Comprendre le monde pour agir

Jean-Marie Garigue insiste sur l'importance des humanités dans la formation. Elles développent la capacité à analyser, argumenter et dialoguer avec des acteurs très différents. « Les ingénieurs doivent être capables de s'intégrer dans leur environnement et de comprendre le monde dans lequel ils agissent. »

Lecteur d'histoire des sciences et de conquête spatiale, il considère qu'aucune innovation ne peut être pensée indépendamment de son contexte économique, social, environnemental ou géopolitique. Cette compréhension des écosystèmes est devenue selon lui une compétence essentielle. Les entreprises, les technologies et les territoires n'évoluent jamais isolément ; leur performance dépend de leur capacité à interagir avec leur environnement et à aller chercher de l'intelligence à l'extérieur.

Très attaché à sa région d'origine, le Lot, il y voit également une manière de rester connecté aux réalités humaines qui doivent entourer l'innovation.

À cela s'ajoutent d'autres marqueurs du modèle INSA auxquels il reste très attaché : les activités associatives et la pratique sportive obligatoire. « Le sport, la culture, les passions personnelles participent aussi à la formation de l'ingénieur et du développement de sa curiosité. Les entreprises ont besoin de profils ouverts sur le monde, pas seulement de spécialistes enfermés dans leur domaine. »

Former les ingénieurs de demain

Face aux défis contemporains, Jean-Marie Garigue estime que le rôle de l'ingénieur est particulièrement stratégique. Transition climatique, intelligence artificielle, souveraineté technologique ou tensions géopolitiques imposent une approche toujours plus globale des problèmes.

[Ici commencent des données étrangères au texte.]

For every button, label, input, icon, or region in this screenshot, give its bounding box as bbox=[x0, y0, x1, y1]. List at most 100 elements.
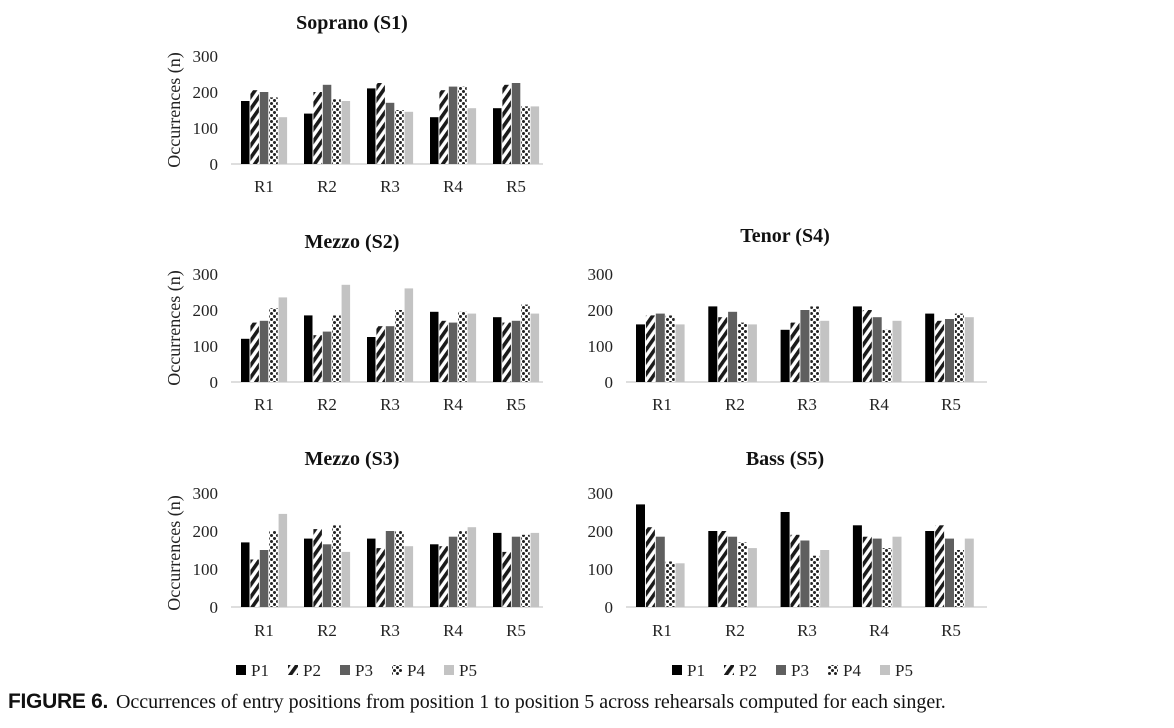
bar-r4-p5 bbox=[467, 313, 477, 382]
bar-r3-p4 bbox=[810, 306, 820, 382]
bar-r5-p2 bbox=[502, 322, 511, 382]
bar-r1-p3 bbox=[655, 313, 665, 382]
bar-r5-p3 bbox=[945, 538, 954, 607]
x-tick-label: R2 bbox=[725, 395, 745, 414]
bar-r5-p4 bbox=[954, 313, 964, 382]
chart-title: Mezzo (S3) bbox=[305, 448, 400, 470]
x-tick-label: R2 bbox=[725, 621, 745, 640]
bar-r5-p4 bbox=[521, 534, 530, 607]
chart-title: Bass (S5) bbox=[746, 448, 824, 470]
legend-swatch-p1 bbox=[236, 665, 246, 675]
bar-r3-p2 bbox=[376, 83, 385, 164]
x-tick-label: R3 bbox=[797, 395, 817, 414]
bar-r4-p5 bbox=[467, 108, 477, 164]
bar-r1-p2 bbox=[645, 527, 655, 607]
bar-r2-p5 bbox=[341, 284, 351, 382]
bar-r3-p3 bbox=[385, 102, 395, 164]
bar-r3-p3 bbox=[385, 531, 395, 607]
bar-r3-p5 bbox=[404, 546, 414, 607]
bar-r2-p3 bbox=[322, 331, 332, 382]
bar-r5-p3 bbox=[511, 320, 521, 382]
bar-r2-p4 bbox=[738, 322, 747, 382]
bar-r4-p2 bbox=[862, 536, 872, 607]
bar-r5-p1 bbox=[493, 317, 502, 382]
bar-r4-p4 bbox=[458, 531, 467, 607]
bar-r2-p1 bbox=[304, 315, 313, 382]
bar-r1-p1 bbox=[241, 338, 250, 382]
bar-r4-p4 bbox=[458, 311, 467, 382]
bar-r3-p3 bbox=[800, 540, 810, 607]
bar-r4-p4 bbox=[882, 548, 892, 607]
bar-r2-p2 bbox=[313, 335, 322, 382]
bar-r5-p2 bbox=[502, 551, 511, 607]
legend-label: P1 bbox=[251, 661, 269, 680]
bar-r3-p5 bbox=[404, 288, 414, 382]
y-tick-label: 0 bbox=[210, 598, 219, 617]
legend-label: P5 bbox=[895, 661, 913, 680]
x-tick-label: R5 bbox=[506, 395, 526, 414]
bar-r1-p4 bbox=[269, 308, 278, 382]
bar-r4-p3 bbox=[448, 322, 458, 382]
bar-r5-p5 bbox=[530, 106, 540, 164]
legend-label: P2 bbox=[739, 661, 757, 680]
y-tick-label: 100 bbox=[193, 337, 219, 356]
y-tick-label: 0 bbox=[605, 598, 614, 617]
legend-swatch-p4 bbox=[828, 665, 838, 675]
bar-r4-p2 bbox=[439, 90, 448, 164]
bar-r3-p2 bbox=[790, 322, 800, 382]
bar-r1-p1 bbox=[241, 542, 250, 607]
bar-r2-p3 bbox=[322, 84, 332, 164]
bar-r1-p5 bbox=[278, 297, 288, 382]
bar-group bbox=[241, 83, 540, 164]
legend-swatch-p5 bbox=[880, 665, 890, 675]
x-tick-label: R4 bbox=[443, 395, 463, 414]
y-tick-label: 200 bbox=[193, 522, 219, 541]
bar-r2-p4 bbox=[332, 525, 341, 607]
y-axis-label: Occurrences (n) bbox=[164, 495, 185, 610]
bar-r5-p3 bbox=[511, 83, 521, 164]
legend-label: P5 bbox=[459, 661, 477, 680]
bar-r4-p5 bbox=[892, 320, 902, 382]
x-tick-label: R1 bbox=[254, 177, 274, 196]
legend-label: P4 bbox=[407, 661, 425, 680]
bar-r2-p3 bbox=[322, 544, 332, 607]
figure-label: FIGURE 6. bbox=[8, 690, 108, 713]
y-tick-label: 300 bbox=[588, 484, 614, 503]
bar-r1-p4 bbox=[269, 531, 278, 607]
chart-bass-s5: Bass (S5) 300 200 100 0 R1 R2 R3 R4 R5 bbox=[588, 448, 987, 640]
bar-r2-p1 bbox=[708, 531, 718, 607]
bar-r4-p3 bbox=[448, 86, 458, 164]
bar-r4-p3 bbox=[448, 536, 458, 607]
bar-r2-p4 bbox=[332, 99, 341, 164]
bar-r3-p1 bbox=[367, 538, 376, 607]
bar-r3-p1 bbox=[367, 337, 376, 382]
bar-r5-p4 bbox=[521, 106, 530, 164]
chart-mezzo-s3: Mezzo (S3) Occurrences (n) 300 200 100 0… bbox=[164, 448, 543, 640]
x-tick-label: R2 bbox=[317, 177, 337, 196]
y-tick-label: 200 bbox=[193, 83, 219, 102]
bar-r3-p2 bbox=[376, 326, 385, 382]
bar-r1-p1 bbox=[241, 101, 250, 164]
chart-tenor-s4: Tenor (S4) 300 200 100 0 R1 R2 R3 R4 R5 bbox=[588, 225, 987, 414]
bar-r2-p4 bbox=[332, 315, 341, 382]
chart-soprano-s1: Soprano (S1) Occurrences (n) 300 200 100… bbox=[164, 12, 543, 196]
legend-swatch-p3 bbox=[776, 665, 786, 675]
bar-r4-p1 bbox=[852, 306, 862, 382]
bar-r3-p4 bbox=[810, 555, 820, 607]
bar-r4-p2 bbox=[439, 320, 448, 382]
bar-r1-p2 bbox=[250, 322, 259, 382]
bar-r1-p2 bbox=[250, 90, 259, 164]
x-tick-label: R1 bbox=[254, 395, 274, 414]
y-tick-label: 100 bbox=[588, 560, 614, 579]
bar-r4-p1 bbox=[852, 525, 862, 607]
bar-r3-p5 bbox=[820, 320, 830, 382]
y-tick-label: 100 bbox=[193, 560, 219, 579]
bar-r1-p1 bbox=[636, 324, 645, 382]
bar-r2-p5 bbox=[747, 324, 757, 382]
bar-r3-p5 bbox=[820, 550, 830, 607]
legend-swatch-p2 bbox=[288, 665, 298, 675]
bar-r3-p4 bbox=[395, 531, 404, 607]
bar-r3-p4 bbox=[395, 110, 404, 164]
legend-swatch-p1 bbox=[672, 665, 682, 675]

Les compétences scientifiques demeurent fondamentales, mais elles doivent désormais s'accompagner d'autres qualités : apprendre en permanence, exercer son esprit critique, comprendre des écosystèmes complexes et fédérer des équipes.
« Le rôle de l'ingénieur se déplace progressivement de la technique pure vers la capacité à agréger des savoirs, interagir avec différents acteurs et construire une vision. »

Des premiers satellites aux systèmes spatiaux d'Airbus, son parcours illustre une conviction forgée au fil des années : les ingénieurs de demain devront maîtriser les technologies autant que les écosystèmes dans lesquels ils évoluent.